Les petites et grandes plaies du champion

CHRONIQUE • La blessure, ça peut frapper n’importe quand, partout. C’est le cauchemar de l’athlète, le drame potentiel, surtout à six semaines d’une Coupe du monde.

Vulnus, vulneris, neutre. Ceux qui ont pratiqué le latin entre le nain jaune et le poker s’en souviennent. Pour les autres, vulnus, vulneris (génitif), pas si neutre notamment pour les passionnés d’étymologie, désigne la blessure. Par extension voire claquage (aïe), tout ce qui rend vulnérable le bipède à barbe ou l’athlète de haut niveau: le coup, la lésion, la morsure, l’entaille; la flèche, l’atteinte, la douleur, le deuil. Et manquer la Coupe du monde au Brésil sur une entorse, c’est pas terrible?

Vulnérable champion

La vulnus correspond par exemple au résultat du pilum dans le sternum. Mais elle peut s’avérer beaucoup plus grave pour celle ou celui qui, de son corps, fait un outil de travail. La blessure, c’est le machin qui rend l’irrésistible champion vulnérable. Parce qu’un ligament qui pète est susceptible au point de ruiner une carrière; et un tendon qui cède a le pouvoir de briser un rêve.

En touchant le bois d’une échelle sous laquelle on ne passera pas, nous pensions à Xherdan Shaqiri. Le petit génie du football suisse, tel Enée qui se fait recoudre sous l’œil de sa maman Vénus (fresque anonyme, Pompéi, Ier siècle après J.-C.), souffre de la cuisse. Depuis des semaines, sans la garantie que cela se termine aussi bien que chez Virgile. Le joker du Bayern Munich pourrait ne pas rejouer du tout avec son club avant d’endosser au Brésil le maillot de l’équipe de Suisse - et les espoirs de la nation avec.

Guérir...vite!

L’angoisse. Le détonateur sera-t-il au meilleur de sa patate? Le majeur fissuré du gardien Diego Benaglio tiendra-t-il? L’arrière central Fabian Schär sera-t-il en état de marche avant - et ses compères Philippe Senderos (cuisse), Tranquillo Barnetta (cuisse bis), Johan Djourou (adducteurs)?
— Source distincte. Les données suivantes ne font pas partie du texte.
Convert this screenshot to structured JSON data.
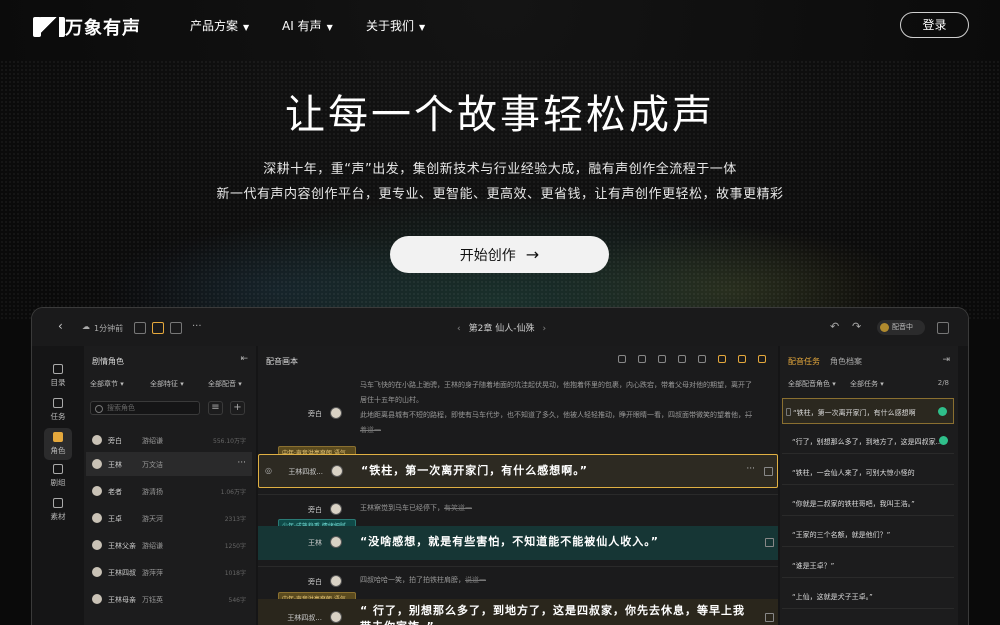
{
  "nav": {
    "brand": "万象有声",
    "menu": [
      "产品方案",
      "AI 有声",
      "关于我们"
    ],
    "login_label": "登录"
  },
  "hero": {
    "title": "让每一个故事轻松成声",
    "line1": "深耕十年，重“声”出发，集创新技术与行业经验大成，融有声创作全流程于一体",
    "line2": "新一代有声内容创作平台，更专业、更智能、更高效、更省钱，让有声创作更轻松，故事更精彩",
    "cta_label": "开始创作",
    "cta_arrow": "→"
  },
  "app": {
    "saved_time": "1分钟前",
    "chapter": "第2章  仙人-仙殊",
    "status": "配音中",
    "rail": [
      {
        "label": "目录"
      },
      {
        "label": "任务"
      },
      {
        "label": "角色"
      },
      {
        "label": "剧组"
      },
      {
        "label": "素材"
      }
    ],
    "roles_panel": {
      "title": "剧情角色",
      "filter_chapter": "全部章节 ▾",
      "filter_trait": "全部特征 ▾",
      "filter_dub": "全部配音 ▾",
      "search_placeholder": "搜索角色",
      "rows": [
        {
          "name": "旁白",
          "voice": "游绍谦",
          "count": "556.10万字"
        },
        {
          "name": "王林",
          "voice": "万文洁",
          "count": "···"
        },
        {
          "name": "老者",
          "voice": "游清扬",
          "count": "1.06万字"
        },
        {
          "name": "王卓",
          "voice": "游天河",
          "count": "2313字"
        },
        {
          "name": "王林父亲",
          "voice": "游绍谦",
          "count": "1250字"
        },
        {
          "name": "王林四叔",
          "voice": "游萍萍",
          "count": "1018字"
        },
        {
          "name": "王林母亲",
          "voice": "万钰英",
          "count": "546字"
        }
      ]
    },
    "script_panel": {
      "title": "配音画本",
      "lines": [
        {
          "speaker": "旁白",
          "text": "马车飞快的在小路上驰骋，王林的身子随着地面的坑洼起伏晃动，他抱着怀里的包裹，内心跌宕，带着父母对他的期望，离开了居住十五年的山村。",
          "text2": "此地距离县城有不短的路程，即使有马车代步，也不知道了多久，他被人轻轻推动，睁开眼睛一看，四叔面带微笑的望着他，",
          "strike": "打着道一"
        },
        {
          "tag": "中年·声音洪亮爽朗,语气...",
          "speaker": "王林四叔...",
          "text": "“铁柱，第一次离开家门，有什么感想啊。”"
        },
        {
          "speaker": "旁白",
          "text": "王林察觉到马车已经停下，",
          "strike": "有笑道一"
        },
        {
          "tag": "少年·成熟稳重,情绪细腻...",
          "speaker": "王林",
          "text": "“没啥感想，就是有些害怕，不知道能不能被仙人收入。”"
        },
        {
          "speaker": "旁白",
          "text": "四叔哈哈一笑，拍了拍铁柱肩膀，",
          "strike": "说道一"
        },
        {
          "tag": "中年·声音洪亮爽朗,语气...",
          "speaker": "王林四叔...",
          "text": "“ 行了，别想那么多了，到地方了，这是四叔家，你先去休息，等早上我带去你家族。”"
        }
      ]
    },
    "tasks_panel": {
      "tabs": [
        "配音任务",
        "角色档案"
      ],
      "filter_role": "全部配音角色 ▾",
      "filter_task": "全部任务 ▾",
      "progress": "2/8",
      "items": [
        {
          "text": "“铁柱，第一次离开家门，有什么感想啊",
          "done": true
        },
        {
          "text": "“行了，别想那么多了，到地方了，这是四叔家...",
          "done": true
        },
        {
          "text": "“铁柱，一会仙人来了，可别大惊小怪的",
          "done": false
        },
        {
          "text": "“你就是二叔家的铁柱哥吧，我叫王浩。”",
          "done": false
        },
        {
          "text": "“王家的三个名额，就是他们？”",
          "done": false
        },
        {
          "text": "“谁是王卓？”",
          "done": false
        },
        {
          "text": "“上仙，这就是犬子王卓。”",
          "done": false
        }
      ]
    }
  }
}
Toute cette chair à pâtir et une question délicate: la Suisse sera-t-elle en mesure de défendre ses chances au Mondial? «Pas de bras, pas de chocolat», serine le cruel adage.Vulnus, vulneris, pas neutre. Sage réponse du sélectionneur Ottmar Hitzfeld, qui a décidé lundi de repousser du 13 au 30 mai la date où il dévoilera la liste des 23 élus. Combat flippant pour Xherdan Shaqiri et ses co-équipiers d’infortune. Guérir au plus vite, sans surtout rechuter. Masquer son inquiétude pour ne pas la transmettre. Douter, aussi.

Un éclair de dérision

La blessure peut frapper partout du troisième métacarpe aux boyaux de la tête en passant par la capsule rotulienne et le cœur. La blessure. Qu’en pense David Moyes dans son for intérieur, le brave homme qui vient de se faire éjecter de Manchester United pour n’avoir pas sur remplacer en neuf mois la cathédrale Alex Ferguson? Qu’en diraient les joueurs du Lausanne-Sport, condamnés sauf miracle à la relégation? La blessure, celle qui fait ou défait le sport, a mille visages. Dani Alves, Brésilien du FC Barcelone, aurait pu se sentir blessé quand un supporter raciste de Villareal lui a lancé une banane. Il aurait pu causer scandale, convoquer le drame. Il a préféré mordre dedans - le fruit, pas le xénophobe. Un éclair de dérision et, peut-être, le plus beau des hommages à Tito Vilanova, son ancien entraîneur, décédé la semaine passée d’un cancer à 45 ans. La mort, ce truc idéal pour relativiser les blessures.